Thank you! DH has coworker due soon, & this will be perfect!


----------



## mombr4 (Apr 21, 2011)

your all very welcome, enjoy the pattern


----------



## Elaine C. (Jul 9, 2011)

mombr4 said:


> Snowflake baby hat
> 
> this is a very cute hat in sizes
> to fit a preemie (newborn, 6 months old baby).
> ...


Thank you so much for posting this cute hat. I do love it.


----------



## Marilyn K. (Jul 8, 2011)

I really want to do this pattern but am very nervous about it so.... please forgive this dumb question. This may reveal itself as obvious once I start but... When you move the stitch marker one space, which direction will I move it to - right or left.

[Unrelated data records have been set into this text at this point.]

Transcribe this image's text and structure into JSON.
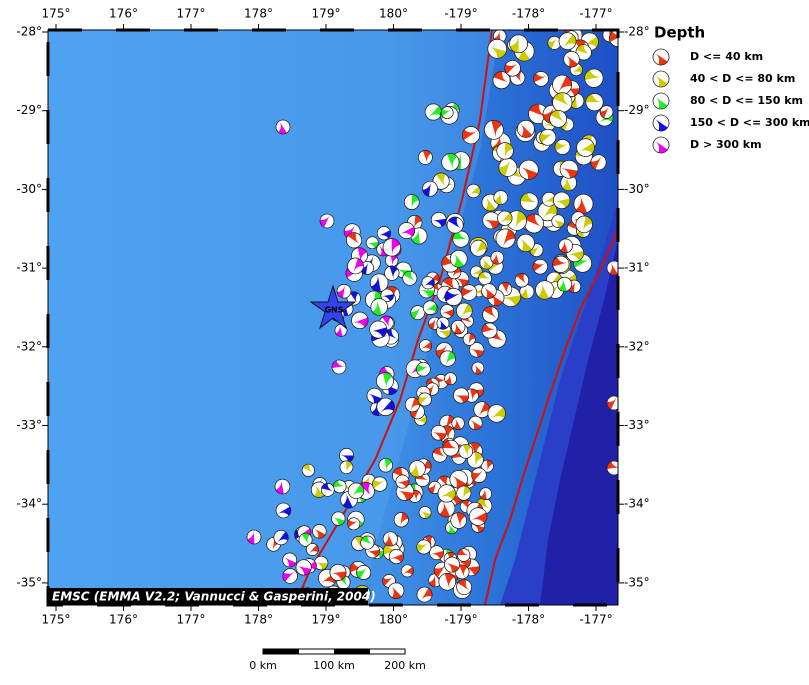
{
  "map": {
    "lon_ticks": [
      "175°",
      "176°",
      "177°",
      "178°",
      "179°",
      "180°",
      "-179°",
      "-178°",
      "-177°"
    ],
    "lat_ticks": [
      "-28°",
      "-29°",
      "-30°",
      "-31°",
      "-32°",
      "-33°",
      "-34°",
      "-35°"
    ],
    "credit": "EMSC (EMMA V2.2; Vannucci & Gasperini, 2004)",
    "station": "GNS",
    "scale_labels": [
      "0 km",
      "100 km",
      "200 km"
    ]
  },
  "legend": {
    "title": "Depth",
    "items": [
      {
        "label": "D <= 40 km",
        "color": "#ee3311"
      },
      {
        "label": "40 < D <= 80 km",
        "color": "#cccc00"
      },
      {
        "label": "80 < D <= 150 km",
        "color": "#22ee22"
      },
      {
        "label": "150 < D <= 300 km",
        "color": "#1111dd"
      },
      {
        "label": "D > 300 km",
        "color": "#ee00ee"
      }
    ]
  }
}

Thank you!


----------



## mombr4 (Apr 21, 2011)

Elaine C.
your very welcome, enjoy the pattern

Marilyn K.
when you are using a marker in a pattern, when you get to the marker you move it from the left needle to the right needle and continue knitting the next round.

There is never a dumb question, that is how we all learn and if we don't ask we will never know. Never hesitate in asking a question. Hope this helps.

There is also this site that I have been using for years, and can pretty much find anything I have ever look for re: knitting. Bookmark it, they also have some great videos.

http://www.knittinghelp.com


----------



## Marilyn K. (Jul 8, 2011)

mombra4, Thank you so much for the encouragement and the information. I am going to do this!


----------



## mombr4 (Apr 21, 2011)

Marilyn K. said:


> mombra4, Thank you so much for the encouragement and the information. I am going to do this!


Your very welcome. Don't know if I mentioned but also when knitting in the round I usually cast on one extra stitch then the pattern calls for. When you get to the last stitch of the row and go to continue to attach to work in the round, knit the first and last stitch together. makes it easier to close the gap between the stitches between the end of the first round and the beginning of the second round.
Hope this makes sense, if not you can always send me a PM.

I'm sure you will do fine with the pattern.


----------



## lizziebelle68 (Jul 9, 2011)

I love this hat wish I could find a pattern like this for women instead of children.


----------



## mombr4 (Apr 21, 2011)

lizziebelle68 said:


> I love this hat wish I could find a pattern like this for women instead of children.


why not make it bigger by using the measurements of the pattern and double or triple the number of stitches once you measure the size in inches you need.

I think it should work. Just a suggestion.


----------



## BrightMoon (Aug 11, 2013)

Thanks


----------